The state's Fair Political Practices Commission requires judges and other elected California officials to report gifts valued at $50 or more--including limousine services. The driver, who requested anonymity for fear of retribution, said the car charge was $25 per hour and--except for quick one-way trips--events typically ran two hours or more.

Neither Cardenas nor Brown, a passenger in the car on at least three occasions in the past three years, reported any such gifts on their annual disclosure statements since 1987, the earliest year the judges' records were available.


Both judges have presided over cases in which Stewart's firm represented indigent clients under terms of the county contract. And Brown once chaired the Alternate Defense Committee, which wields considerable influence over indigent defense policy for the county.

Vasquez, one of five members on the County Board of Supervisors, which has routinely granted contract extensions for Stewart's firm on the recommendation of local judges, said he was a guest in the car on two occasions. The supervisor said he paid the driver for one of the rides, a trip to Los Angeles to meet and dine with French government officials two or three years ago.

But the driver, who took Vasquez to Los Angeles, said the supervisor "did not pay me 10 cents" because it was against the firm's policy for the driver to accept money from passengers.

Also about that time, the supervisor said he used the car on a second outing to host the wife of former U.S. Atty. Gen. Richard Thornburgh for a tour of the Orangewood Children's Home.

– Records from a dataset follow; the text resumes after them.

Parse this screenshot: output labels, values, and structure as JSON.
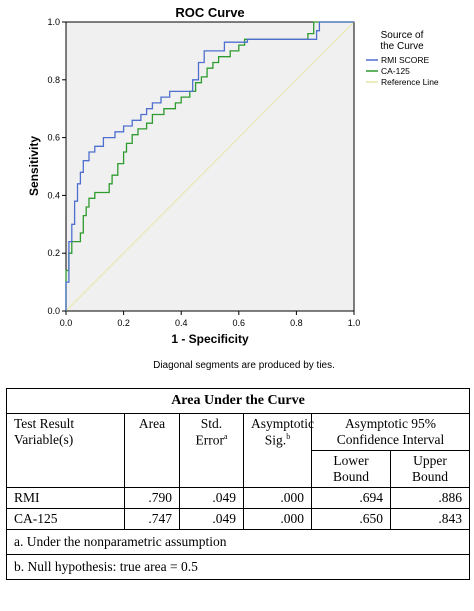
{
  "chart_data": {
    "type": "line",
    "title": "ROC Curve",
    "xlabel": "1 - Specificity",
    "ylabel": "Sensitivity",
    "xlim": [
      0,
      1
    ],
    "ylim": [
      0,
      1
    ],
    "xticks": [
      "0.0",
      "0.2",
      "0.4",
      "0.6",
      "0.8",
      "1.0"
    ],
    "yticks": [
      "0.0",
      "0.2",
      "0.4",
      "0.6",
      "0.8",
      "1.0"
    ],
    "grid": false,
    "background": "#f0f0f0",
    "legend": {
      "title": "Source of the Curve",
      "placement": "right",
      "entries": [
        "RMI SCORE",
        "CA-125",
        "Reference Line"
      ]
    },
    "series": [
      {
        "name": "RMI SCORE",
        "color": "#4f6fd0",
        "points": [
          [
            0,
            0
          ],
          [
            0,
            0.1
          ],
          [
            0.01,
            0.1
          ],
          [
            0.01,
            0.24
          ],
          [
            0.02,
            0.24
          ],
          [
            0.02,
            0.3
          ],
          [
            0.03,
            0.3
          ],
          [
            0.03,
            0.38
          ],
          [
            0.04,
            0.38
          ],
          [
            0.04,
            0.44
          ],
          [
            0.05,
            0.44
          ],
          [
            0.05,
            0.48
          ],
          [
            0.06,
            0.48
          ],
          [
            0.06,
            0.52
          ],
          [
            0.08,
            0.52
          ],
          [
            0.08,
            0.55
          ],
          [
            0.1,
            0.55
          ],
          [
            0.1,
            0.57
          ],
          [
            0.13,
            0.57
          ],
          [
            0.13,
            0.6
          ],
          [
            0.17,
            0.6
          ],
          [
            0.17,
            0.62
          ],
          [
            0.2,
            0.62
          ],
          [
            0.2,
            0.64
          ],
          [
            0.23,
            0.64
          ],
          [
            0.23,
            0.66
          ],
          [
            0.26,
            0.66
          ],
          [
            0.26,
            0.68
          ],
          [
            0.28,
            0.68
          ],
          [
            0.28,
            0.7
          ],
          [
            0.3,
            0.7
          ],
          [
            0.3,
            0.72
          ],
          [
            0.33,
            0.72
          ],
          [
            0.33,
            0.74
          ],
          [
            0.36,
            0.74
          ],
          [
            0.36,
            0.76
          ],
          [
            0.44,
            0.76
          ],
          [
            0.44,
            0.8
          ],
          [
            0.46,
            0.8
          ],
          [
            0.46,
            0.86
          ],
          [
            0.48,
            0.86
          ],
          [
            0.48,
            0.9
          ],
          [
            0.55,
            0.9
          ],
          [
            0.55,
            0.93
          ],
          [
            0.63,
            0.93
          ],
          [
            0.63,
            0.94
          ],
          [
            0.87,
            0.94
          ],
          [
            0.87,
            0.97
          ],
          [
            0.88,
            0.97
          ],
          [
            0.88,
            1.0
          ],
          [
            1.0,
            1.0
          ]
        ]
      },
      {
        "name": "CA-125",
        "color": "#2e9b2e",
        "points": [
          [
            0,
            0
          ],
          [
            0,
            0.14
          ],
          [
            0.01,
            0.14
          ],
          [
            0.01,
            0.2
          ],
          [
            0.02,
            0.2
          ],
          [
            0.02,
            0.24
          ],
          [
            0.05,
            0.24
          ],
          [
            0.05,
            0.27
          ],
          [
            0.06,
            0.27
          ],
          [
            0.06,
            0.33
          ],
          [
            0.07,
            0.33
          ],
          [
            0.07,
            0.36
          ],
          [
            0.08,
            0.36
          ],
          [
            0.08,
            0.39
          ],
          [
            0.1,
            0.39
          ],
          [
            0.1,
            0.41
          ],
          [
            0.15,
            0.41
          ],
          [
            0.15,
            0.44
          ],
          [
            0.16,
            0.44
          ],
          [
            0.16,
            0.47
          ],
          [
            0.18,
            0.47
          ],
          [
            0.18,
            0.51
          ],
          [
            0.2,
            0.51
          ],
          [
            0.2,
            0.55
          ],
          [
            0.21,
            0.55
          ],
          [
            0.21,
            0.58
          ],
          [
            0.23,
            0.58
          ],
          [
            0.23,
            0.61
          ],
          [
            0.25,
            0.61
          ],
          [
            0.25,
            0.63
          ],
          [
            0.28,
            0.63
          ],
          [
            0.28,
            0.65
          ],
          [
            0.3,
            0.65
          ],
          [
            0.3,
            0.68
          ],
          [
            0.34,
            0.68
          ],
          [
            0.34,
            0.7
          ],
          [
            0.38,
            0.7
          ],
          [
            0.38,
            0.72
          ],
          [
            0.4,
            0.72
          ],
          [
            0.4,
            0.74
          ],
          [
            0.43,
            0.74
          ],
          [
            0.43,
            0.76
          ],
          [
            0.45,
            0.76
          ],
          [
            0.45,
            0.79
          ],
          [
            0.47,
            0.79
          ],
          [
            0.47,
            0.81
          ],
          [
            0.49,
            0.81
          ],
          [
            0.49,
            0.84
          ],
          [
            0.51,
            0.84
          ],
          [
            0.51,
            0.86
          ],
          [
            0.53,
            0.86
          ],
          [
            0.53,
            0.88
          ],
          [
            0.57,
            0.88
          ],
          [
            0.57,
            0.9
          ],
          [
            0.6,
            0.9
          ],
          [
            0.6,
            0.92
          ],
          [
            0.62,
            0.92
          ],
          [
            0.62,
            0.94
          ],
          [
            0.84,
            0.94
          ],
          [
            0.84,
            0.96
          ],
          [
            0.86,
            0.96
          ],
          [
            0.86,
            1.0
          ],
          [
            1.0,
            1.0
          ]
        ]
      },
      {
        "name": "Reference Line",
        "color": "#e8e6a8",
        "points": [
          [
            0,
            0
          ],
          [
            1,
            1
          ]
        ]
      }
    ],
    "annotation": "Diagonal segments are produced by ties."
  },
  "table": {
    "title": "Area Under the Curve",
    "headers": {
      "variable": "Test Result Variable(s)",
      "area": "Area",
      "std_error": "Std. Error",
      "std_error_sup": "a",
      "asymp_sig": "Asymptotic Sig.",
      "asymp_sig_sup": "b",
      "ci": "Asymptotic 95% Confidence Interval",
      "lower": "Lower Bound",
      "upper": "Upper Bound"
    },
    "rows": [
      {
        "variable": "RMI",
        "area": ".790",
        "std_error": ".049",
        "asymp_sig": ".000",
        "lower": ".694",
        "upper": ".886"
      },
      {
        "variable": "CA-125",
        "area": ".747",
        "std_error": ".049",
        "asymp_sig": ".000",
        "lower": ".650",
        "upper": ".843"
      }
    ],
    "footnotes": [
      "a. Under the nonparametric assumption",
      "b. Null hypothesis: true area = 0.5"
    ]
  }
}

Vasquez said he did not reimburse Stewart's firm for the limousine on that occasion, but he did not consider the Orangewood outing as a gift because he was "doing county business" by trying to secure more federal funding for Orangewood.

Hodges, a key investigator in the prosecution of former Supervisor Don R. Roth on charges related to the improper acceptance of gifts, said he paid both times he used the car, once "chipping in about $20 or $30" for a trip to the airport three or four years ago, and again about two years ago to shuttle friends to a party for an office colleague.

The driver said he recalled Hodges as a passenger in the car more than twice. However, he also said that the investigator once pushed $100 in his shirt pocket after an office party to cover the group's expenses for the four-hour outing, even though the driver was not supposed to accept payments from passengers.

"I've known all those guys a hundred years," Hodges said. "My deal was I paid the driver."

Meanwhile, Judge Cardenas said he did not consider use of the limousine to be a gift because he recalled using it for only a charity event. "It wasn't like I was getting anything out of it," he said. "At the time, everything was very ethical to me."